Clinical Breast Cancer | Year: 2010
Introduction: Addition of the antiangiogenic agent bevacizumab to paclitaxel significantly improves response rates and progression-free survival for metastatic breast cancer (MBC). To assess the activity of docetaxel plus bevacizumab, a multicenter phase II trial was conducted. Patients and Methods: Patients with measurable first-line HER2/neu-negative MBC were eligible. This trial began as a 2-arm study with a docetaxel-alone arm. When bevacizumab became widely available, it was converted to a 1-arm open-label trial of docetaxel/bevacizumab.
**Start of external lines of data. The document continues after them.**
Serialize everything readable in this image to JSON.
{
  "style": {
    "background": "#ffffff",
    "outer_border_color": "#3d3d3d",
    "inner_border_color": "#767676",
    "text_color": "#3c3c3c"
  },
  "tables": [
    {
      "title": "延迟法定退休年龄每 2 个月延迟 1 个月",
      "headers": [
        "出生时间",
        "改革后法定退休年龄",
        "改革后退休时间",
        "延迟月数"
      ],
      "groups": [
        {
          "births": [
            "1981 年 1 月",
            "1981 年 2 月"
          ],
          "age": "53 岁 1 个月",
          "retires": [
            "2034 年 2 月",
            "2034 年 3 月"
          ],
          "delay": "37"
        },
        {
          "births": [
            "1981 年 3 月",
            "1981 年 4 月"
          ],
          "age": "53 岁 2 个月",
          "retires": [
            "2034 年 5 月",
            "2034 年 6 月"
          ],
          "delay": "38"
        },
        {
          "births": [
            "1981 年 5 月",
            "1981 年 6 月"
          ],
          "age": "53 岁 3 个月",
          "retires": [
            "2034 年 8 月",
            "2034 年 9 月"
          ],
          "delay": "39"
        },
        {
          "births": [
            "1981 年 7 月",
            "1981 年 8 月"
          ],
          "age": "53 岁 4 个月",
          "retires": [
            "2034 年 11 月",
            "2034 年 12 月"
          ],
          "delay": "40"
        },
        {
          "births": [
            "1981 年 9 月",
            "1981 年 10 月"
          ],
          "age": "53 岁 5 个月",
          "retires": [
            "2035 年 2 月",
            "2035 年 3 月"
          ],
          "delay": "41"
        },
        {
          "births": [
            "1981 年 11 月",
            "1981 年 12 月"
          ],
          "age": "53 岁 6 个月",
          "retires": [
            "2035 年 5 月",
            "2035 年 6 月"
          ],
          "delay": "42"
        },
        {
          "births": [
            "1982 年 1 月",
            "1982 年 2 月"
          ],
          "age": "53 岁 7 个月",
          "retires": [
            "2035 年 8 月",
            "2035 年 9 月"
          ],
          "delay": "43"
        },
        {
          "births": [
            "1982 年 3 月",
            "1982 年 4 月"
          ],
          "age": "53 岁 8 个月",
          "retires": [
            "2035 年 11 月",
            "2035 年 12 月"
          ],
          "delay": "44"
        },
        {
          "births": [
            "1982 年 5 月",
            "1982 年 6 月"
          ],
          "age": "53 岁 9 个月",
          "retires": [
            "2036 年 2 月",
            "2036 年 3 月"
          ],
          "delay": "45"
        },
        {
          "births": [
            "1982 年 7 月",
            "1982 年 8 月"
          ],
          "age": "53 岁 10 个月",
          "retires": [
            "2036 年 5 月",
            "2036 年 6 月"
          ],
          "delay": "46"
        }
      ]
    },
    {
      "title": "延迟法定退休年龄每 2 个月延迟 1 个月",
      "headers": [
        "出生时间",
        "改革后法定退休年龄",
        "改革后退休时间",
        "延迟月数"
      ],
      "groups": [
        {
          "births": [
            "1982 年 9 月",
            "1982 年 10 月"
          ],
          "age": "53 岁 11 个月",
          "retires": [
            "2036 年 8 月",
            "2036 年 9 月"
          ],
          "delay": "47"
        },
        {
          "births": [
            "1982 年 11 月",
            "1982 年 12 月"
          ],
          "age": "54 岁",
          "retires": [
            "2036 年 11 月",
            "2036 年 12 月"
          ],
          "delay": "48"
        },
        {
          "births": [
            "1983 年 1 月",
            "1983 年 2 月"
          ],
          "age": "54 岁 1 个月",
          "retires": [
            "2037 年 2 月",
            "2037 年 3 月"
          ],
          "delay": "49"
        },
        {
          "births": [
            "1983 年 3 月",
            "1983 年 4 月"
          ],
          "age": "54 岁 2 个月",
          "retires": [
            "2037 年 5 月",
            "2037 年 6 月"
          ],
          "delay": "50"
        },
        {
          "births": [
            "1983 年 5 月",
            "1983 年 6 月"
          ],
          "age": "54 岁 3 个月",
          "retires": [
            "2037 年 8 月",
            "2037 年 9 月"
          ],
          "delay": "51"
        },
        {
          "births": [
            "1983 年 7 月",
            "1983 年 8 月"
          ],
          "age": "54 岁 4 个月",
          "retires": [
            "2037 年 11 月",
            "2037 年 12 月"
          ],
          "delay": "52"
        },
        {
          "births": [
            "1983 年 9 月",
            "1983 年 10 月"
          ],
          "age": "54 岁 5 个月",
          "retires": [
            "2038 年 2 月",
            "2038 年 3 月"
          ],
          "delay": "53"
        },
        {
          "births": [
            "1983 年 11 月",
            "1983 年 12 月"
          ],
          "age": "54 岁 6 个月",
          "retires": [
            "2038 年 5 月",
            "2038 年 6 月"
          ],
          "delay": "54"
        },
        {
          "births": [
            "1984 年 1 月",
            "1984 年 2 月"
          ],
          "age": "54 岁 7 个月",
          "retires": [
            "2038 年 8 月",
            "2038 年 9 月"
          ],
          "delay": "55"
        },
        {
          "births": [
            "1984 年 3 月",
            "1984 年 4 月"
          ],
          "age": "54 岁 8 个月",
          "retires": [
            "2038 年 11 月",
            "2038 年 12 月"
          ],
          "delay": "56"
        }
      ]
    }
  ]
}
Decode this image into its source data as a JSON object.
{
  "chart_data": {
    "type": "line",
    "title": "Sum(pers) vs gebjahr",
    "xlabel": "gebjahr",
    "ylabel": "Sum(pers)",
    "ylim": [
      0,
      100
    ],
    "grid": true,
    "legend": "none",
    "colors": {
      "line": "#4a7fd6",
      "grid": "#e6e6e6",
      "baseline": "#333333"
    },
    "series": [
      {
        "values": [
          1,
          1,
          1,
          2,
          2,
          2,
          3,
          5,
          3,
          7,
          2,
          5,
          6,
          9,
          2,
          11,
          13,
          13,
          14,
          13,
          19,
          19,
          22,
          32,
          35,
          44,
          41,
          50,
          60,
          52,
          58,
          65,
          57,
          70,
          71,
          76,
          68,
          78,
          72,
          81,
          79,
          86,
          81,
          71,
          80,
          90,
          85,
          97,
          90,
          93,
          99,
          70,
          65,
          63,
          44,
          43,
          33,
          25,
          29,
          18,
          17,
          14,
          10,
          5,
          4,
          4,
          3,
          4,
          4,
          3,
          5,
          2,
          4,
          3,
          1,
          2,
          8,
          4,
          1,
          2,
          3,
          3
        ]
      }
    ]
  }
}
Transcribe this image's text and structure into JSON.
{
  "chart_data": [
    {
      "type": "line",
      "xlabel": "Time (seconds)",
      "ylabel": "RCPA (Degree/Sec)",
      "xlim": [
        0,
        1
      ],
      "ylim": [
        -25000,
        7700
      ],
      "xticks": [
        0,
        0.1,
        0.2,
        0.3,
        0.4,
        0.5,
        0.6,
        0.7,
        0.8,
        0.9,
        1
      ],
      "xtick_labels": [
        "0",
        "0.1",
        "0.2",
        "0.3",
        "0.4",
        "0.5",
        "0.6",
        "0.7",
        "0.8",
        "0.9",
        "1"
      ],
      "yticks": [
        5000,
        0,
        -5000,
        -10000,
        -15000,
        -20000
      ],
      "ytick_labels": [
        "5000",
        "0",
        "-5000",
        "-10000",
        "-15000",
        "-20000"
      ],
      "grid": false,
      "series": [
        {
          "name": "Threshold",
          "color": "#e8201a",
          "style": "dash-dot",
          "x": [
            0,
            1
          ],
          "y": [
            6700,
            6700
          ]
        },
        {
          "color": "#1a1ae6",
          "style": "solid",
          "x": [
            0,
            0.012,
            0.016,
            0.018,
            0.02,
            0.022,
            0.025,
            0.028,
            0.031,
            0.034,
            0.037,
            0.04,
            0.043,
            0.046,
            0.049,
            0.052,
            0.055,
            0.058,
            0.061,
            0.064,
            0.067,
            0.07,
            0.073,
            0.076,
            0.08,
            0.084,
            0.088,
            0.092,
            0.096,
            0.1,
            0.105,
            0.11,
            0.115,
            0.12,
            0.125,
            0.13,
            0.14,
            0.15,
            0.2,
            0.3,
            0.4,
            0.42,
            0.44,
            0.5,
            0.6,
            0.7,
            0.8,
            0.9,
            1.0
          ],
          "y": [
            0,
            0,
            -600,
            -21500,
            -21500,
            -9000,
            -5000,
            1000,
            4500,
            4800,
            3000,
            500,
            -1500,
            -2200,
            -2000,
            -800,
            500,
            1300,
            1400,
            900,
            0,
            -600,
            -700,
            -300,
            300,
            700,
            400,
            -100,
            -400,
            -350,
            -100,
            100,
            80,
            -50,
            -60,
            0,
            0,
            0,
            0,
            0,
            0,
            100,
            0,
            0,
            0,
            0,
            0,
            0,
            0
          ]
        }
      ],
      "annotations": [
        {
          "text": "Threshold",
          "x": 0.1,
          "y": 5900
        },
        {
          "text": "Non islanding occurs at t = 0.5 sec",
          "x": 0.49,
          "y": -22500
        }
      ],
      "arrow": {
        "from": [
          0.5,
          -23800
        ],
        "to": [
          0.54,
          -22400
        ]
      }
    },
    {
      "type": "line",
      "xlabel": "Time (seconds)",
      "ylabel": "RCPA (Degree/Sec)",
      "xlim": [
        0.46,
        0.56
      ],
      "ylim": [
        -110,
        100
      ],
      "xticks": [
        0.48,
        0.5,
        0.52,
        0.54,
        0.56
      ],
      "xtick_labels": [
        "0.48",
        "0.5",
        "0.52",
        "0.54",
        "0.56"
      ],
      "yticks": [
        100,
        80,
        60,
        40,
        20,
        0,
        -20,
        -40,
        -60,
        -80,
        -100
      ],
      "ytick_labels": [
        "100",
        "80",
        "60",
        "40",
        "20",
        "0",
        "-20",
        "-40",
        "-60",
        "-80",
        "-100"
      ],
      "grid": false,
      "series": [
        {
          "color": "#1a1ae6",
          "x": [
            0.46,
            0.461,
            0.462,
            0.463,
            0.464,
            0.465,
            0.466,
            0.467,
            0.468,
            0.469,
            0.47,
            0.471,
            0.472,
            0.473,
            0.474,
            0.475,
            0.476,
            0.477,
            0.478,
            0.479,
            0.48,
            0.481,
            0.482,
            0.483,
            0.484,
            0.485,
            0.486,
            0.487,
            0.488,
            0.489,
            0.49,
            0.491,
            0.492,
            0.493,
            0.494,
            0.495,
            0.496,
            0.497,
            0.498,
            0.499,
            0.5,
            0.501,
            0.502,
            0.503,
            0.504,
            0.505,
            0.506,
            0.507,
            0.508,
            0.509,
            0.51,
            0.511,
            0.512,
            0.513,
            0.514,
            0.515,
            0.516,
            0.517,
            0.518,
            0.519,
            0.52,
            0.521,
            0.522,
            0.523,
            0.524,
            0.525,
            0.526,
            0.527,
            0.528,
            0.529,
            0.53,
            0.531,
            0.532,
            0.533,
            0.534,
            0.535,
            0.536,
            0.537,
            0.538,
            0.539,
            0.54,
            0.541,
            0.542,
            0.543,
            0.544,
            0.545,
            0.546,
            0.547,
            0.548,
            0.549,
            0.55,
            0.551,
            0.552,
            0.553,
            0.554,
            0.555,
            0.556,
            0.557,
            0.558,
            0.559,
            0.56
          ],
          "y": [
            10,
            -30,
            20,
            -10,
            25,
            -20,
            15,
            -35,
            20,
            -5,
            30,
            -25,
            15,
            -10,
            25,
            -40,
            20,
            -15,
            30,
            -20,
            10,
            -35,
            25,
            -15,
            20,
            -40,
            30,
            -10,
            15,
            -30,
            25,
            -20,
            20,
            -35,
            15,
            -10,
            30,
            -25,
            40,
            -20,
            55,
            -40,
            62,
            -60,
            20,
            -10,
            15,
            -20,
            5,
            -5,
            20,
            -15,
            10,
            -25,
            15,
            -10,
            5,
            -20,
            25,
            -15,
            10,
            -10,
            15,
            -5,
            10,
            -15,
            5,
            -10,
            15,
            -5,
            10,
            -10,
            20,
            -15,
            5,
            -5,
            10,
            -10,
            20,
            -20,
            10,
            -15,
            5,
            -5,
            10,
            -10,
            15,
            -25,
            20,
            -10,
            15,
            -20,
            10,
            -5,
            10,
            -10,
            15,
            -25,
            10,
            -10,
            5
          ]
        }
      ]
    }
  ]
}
Patients enrolled in the docetaxel-alone arm were permitted to cross over to docetaxel/bevacizumab. Patients received bevacizumab 15 mg/kg and docetaxel 75 mg/m2 intravenously (I.V.) every 3 weeks until disease progression, unacceptable toxicity, or consent withdrawal. Results: From March 2005 to September 2006, 76 patients were enrolled. Of the 7 patients who were randomized to docetaxel alone, 6 crossed over to docetaxel/bevacizumab (included in the safety analysis only). Two patients were found to be ineligible before receiving drug. Efficacy data are based on the 67 patients who were originally enrolled in the docetaxel/bevacizumab arm and received at least 1 dose of study medication. The confirmed objective response rate is 51% (34 of 67) with 9% complete responses (6 of 67) and 42% partial responses (28 of 67). Nine additional patients (13%) had stable disease lasting ≥ 6 months. With a median follow-up of 21.7 months, the median time to progression is 9.3 months, and median overall survival is 26.3 months. Common grade 3/4 adverse events included neutropenia (33%), leukopenia/lymphopenia (25%), fatigue (22%), infection (17%), pain (16%), and hypertension (9%). Conclusion: Docetaxel/bevacizumab was generally well tolerated with manageable toxicity and promising efficacy results.